Фредди делал все возможное, чтобы получить согласие на включение в права на «There’s No Tomorrow», дабы они могли иметь долю в издательских гонорарах, но когда это не удалось, ему пришла в голову идея заказать новый текст на мелодию, коль скоро она уже является общим достоянием. Элвис положительно воспринял идею — его интересует песня, а не слова, — и они обсудили эту тему более подробно, когда Фредди приехал в Бад — Наухайм, привезя на рассмотрение Элвиса ацетатные диски. Все становилось на места к предстоящей сессии. Они будут использовать по большей части тех же музыкантов, которые были на последней записи в Нэшвилле в июне 1958 года, и даже Скотти Мур, первоначальный гитарист Элвиса, снова был в обойме — у него имелась песня, на которую он хотел заключить контракт. Абсолютно нормальная ситуация, заявил Полковник, настоящие деловые отношения, и если артачился другой участник первоначального трио Билл Блэк (незадолго до этого он организовал свою собственную команду, которая стала пользоваться небольшим успехом), что ж, в Нэшвилле есть много хороших бас — гитаристов, которых не придется долго упрашивать. У Фредди и в мыслях не было сомневаться в желании Элвиса вернуться к работе — он никогда не видел, чтобы Элвис не был увлечен своей работой на все сто процентов, а теперь он буквально излучал нетерпение. Одновременно с этим Фредди с его ироничным отношением к человеческой натуре доставило удовольствие во время своего посещения также заметить растущее недовольство Элвиса и наблюдать, как тот все увеличивал громкость своего проигрывателя, пытаясь заглушить доносившиеся из соседней комнаты голоса Вернона и его подруги — блондинки.

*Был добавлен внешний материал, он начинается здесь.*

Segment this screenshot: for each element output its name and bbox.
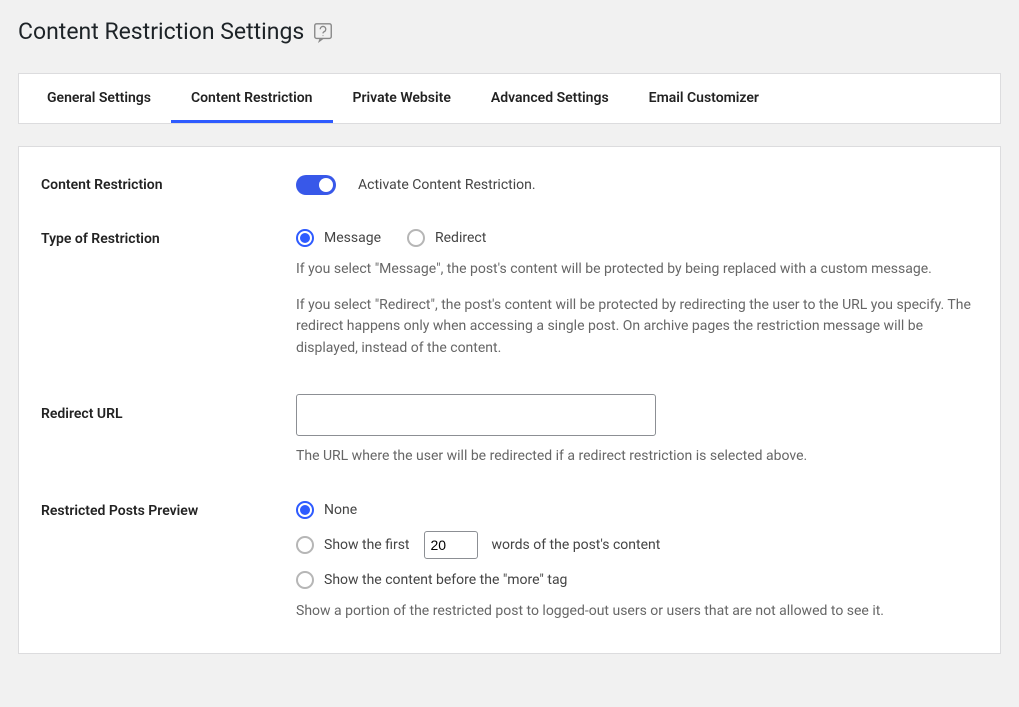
radio-preview-more-tag[interactable] [296, 571, 314, 589]
radio-restriction-redirect-label: Redirect [435, 230, 486, 246]
radio-preview-first-post: words of the post's content [492, 537, 661, 553]
radio-preview-none-label: None [324, 502, 357, 518]
toggle-activate-content-restriction[interactable] [296, 175, 336, 195]
label-content-restriction: Content Restriction [41, 175, 296, 193]
help-icon[interactable] [312, 21, 334, 43]
radio-preview-first-pre: Show the first [324, 537, 410, 553]
tab-content-restriction[interactable]: Content Restriction [171, 74, 333, 123]
tab-email-customizer[interactable]: Email Customizer [629, 74, 779, 123]
desc-redirect-url: The URL where the user will be redirecte… [296, 446, 978, 468]
desc-restriction-redirect: If you select "Redirect", the post's con… [296, 295, 978, 360]
field-type-of-restriction: Type of Restriction Message Redirect If … [41, 229, 978, 360]
toggle-activate-label: Activate Content Restriction. [358, 177, 536, 193]
tab-general-settings[interactable]: General Settings [27, 74, 171, 123]
field-restricted-posts-preview: Restricted Posts Preview None Show the f… [41, 501, 978, 623]
radio-restriction-message[interactable] [296, 229, 314, 247]
label-restricted-posts-preview: Restricted Posts Preview [41, 501, 296, 519]
tab-advanced-settings[interactable]: Advanced Settings [471, 74, 629, 123]
tabs: General Settings Content Restriction Pri… [19, 74, 1000, 123]
radio-preview-more-label: Show the content before the "more" tag [324, 572, 567, 588]
input-preview-word-count[interactable] [424, 531, 478, 559]
radio-restriction-message-label: Message [324, 230, 381, 246]
radio-restriction-redirect[interactable] [407, 229, 425, 247]
radio-preview-first-words[interactable] [296, 536, 314, 554]
label-redirect-url: Redirect URL [41, 394, 296, 422]
field-redirect-url: Redirect URL The URL where the user will… [41, 394, 978, 468]
field-content-restriction: Content Restriction Activate Content Res… [41, 175, 978, 195]
radio-preview-none[interactable] [296, 501, 314, 519]
page-title-text: Content Restriction Settings [18, 18, 304, 45]
page-title: Content Restriction Settings [18, 18, 1001, 45]
input-redirect-url[interactable] [296, 394, 656, 436]
settings-panel: Content Restriction Activate Content Res… [18, 146, 1001, 654]
desc-preview: Show a portion of the restricted post to… [296, 601, 978, 623]
label-type-of-restriction: Type of Restriction [41, 229, 296, 247]
tabs-panel: General Settings Content Restriction Pri… [18, 73, 1001, 124]
tab-private-website[interactable]: Private Website [333, 74, 471, 123]
desc-restriction-message: If you select "Message", the post's cont… [296, 259, 978, 281]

В октябре Элвис увидел в журнале заметку, рекламу услуг некоего южноафриканского врача, специалиста в области дерматологии, запатентовавшего уникальный метод лечения, который гарантировал уменьшение числа расширенных пор и отметин от угрей на лице. Элвис счел, что благодаря этому методу он мог бы выглядеть на киноэкране значительно лучше. Он велел Элизабет списаться с врачом, которого звали Лоренц Йоханнес Гриссель Ландау, и они тут же получили ответ из Йоханнесбурга, предлагавший курс лечения, который будет строго конфиденциальным («Слово скаута», — обещал доктор) и не потребует от Элвиса каких — то особых расходов, если (или пока) не даст результата. Ему доставит огромное удовольствие лечить такого знаменитого пациента, указывал он в своем первом письме на десять страниц, а в своем четырехстраничном постскриптуме он упоминал о том, что привезет с собой записи некоторых из своих собственных музыкальных композиций. Переписка продолжалась то время, что Элвис был на маневрах в Вильдфлеккене, а затем доктор Ландау появился собственной персоной в Бад — Наухайме без какого — либо предупреждения, даже раньше, чем Элвис вернулся с учений.
Лечебные процедуры начались 27 ноября и проводились несколько раз в неделю примерно по два часа в течение следующих четырех недель. Элвис был уверен, что видит результаты, и показывал их всем и каждому, хотя никто, кроме него, не замечал никаких изменений, а Вернон был убежден, что странноватый южноафриканец доведет их до разорения. В начале декабря Элвис начал также брать профессиональные уроки карате после демонстрационного показа, проведенного Юргеном Зейделем, «отцом немецкого карате», которого он разыскал в его спортивном клубе в Бад — Хомбурге. Поначалу они с Рексом ездили к нему дважды в неделю, и уже очень скоро Элвис демонстрировал то, чему они научились, Присцилле и всем остальным в доме и читал им лекции о дисциплине, требуемой для овладения искусством карате, и о превосходстве карате над другими, более грубыми видами самозащиты.
Затем в канун Рождества Элвис появился после сеанса с доктором Ландау в своей спальне с выражением ужаса на лице. Сукин сын оказался со странностями, сообщил он Ламару и Рексу, он убьет чертова ублюдка. Ландау быстренько выставили из дома, хотя бы для того, чтобы Элвис не выполнил своей угрозы, но в тот же вечер южноафриканец снова появился в доме с письмом, в котором он угрожал, что направит его журналистам вместе с фотографиями, магнитофонными записями и подробным отчетом о «компрометирующих ситуациях», о которых он знает не понаслышке, в том числе о предосудительных отношениях с «шестнадцатилетней» [sic] американской подругой.